Step 1. Copy the url for your repository from github.

  • Two options: HTTPS and SSH.

Cloning your repository

Step 2. Clone your repository locally.

  1. from commandline: git clone <repo-url>

  2. from RStudio: New Project > Version Control

Adding more files

  • You can do all of your work in RStudio (or VS Code) now.

  • Put files for your website in docs/ (or sub-folders of docs). (You can put other files outside the folder if you don’t want them to appear online.)

  • If generating from a quarto doc, either use

    embed-resources: true

    in your YAML header or make sure all the neccesary resources are also in the repositiory.

  • When you are ready to “publish”, just commit and push the files to GitHub.
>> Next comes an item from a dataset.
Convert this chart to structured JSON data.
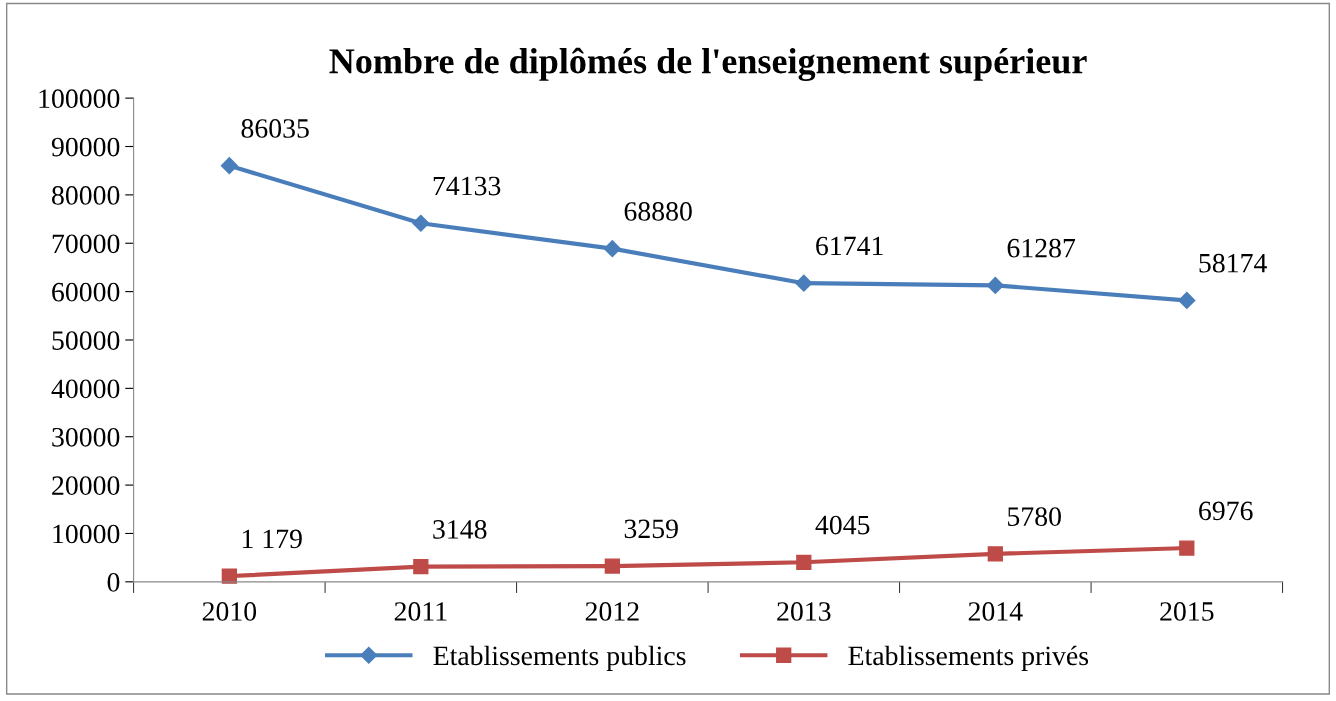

    You can do this within RStudio or from the commandline.

Working with Quarto

Instaed of writing HTML, it is easier to create quarto files and render them to HTML – especially when you start adding in R/Python code, graphics, etc.

Here is a simple example for index.qmd to replace index.html:

---
format: html
---
## My Web Page! 

Render this as index.html and add the HTML file to the repository to have it included in your website.

Structuring your website

  1. You can create folders within docs/ (e.g., docs/hw/, docs/portfolio/, docs/data/, etc.) to keep your files organized.

  2. In each folder, you can maintain an index.html (created from index.qmd) with links to things in that folder (or elsewhere).

Getting fancy with Quarto

Document Features

If you are wondering how to include some feature in a quarto document, there is lots of documentation on quarto features.

Quarto Websites

Quarto has a website project type designed for creating websites. That’s how I do the class website. If you want to learn about that, see

It isn’t required, but it isn’t very hard either.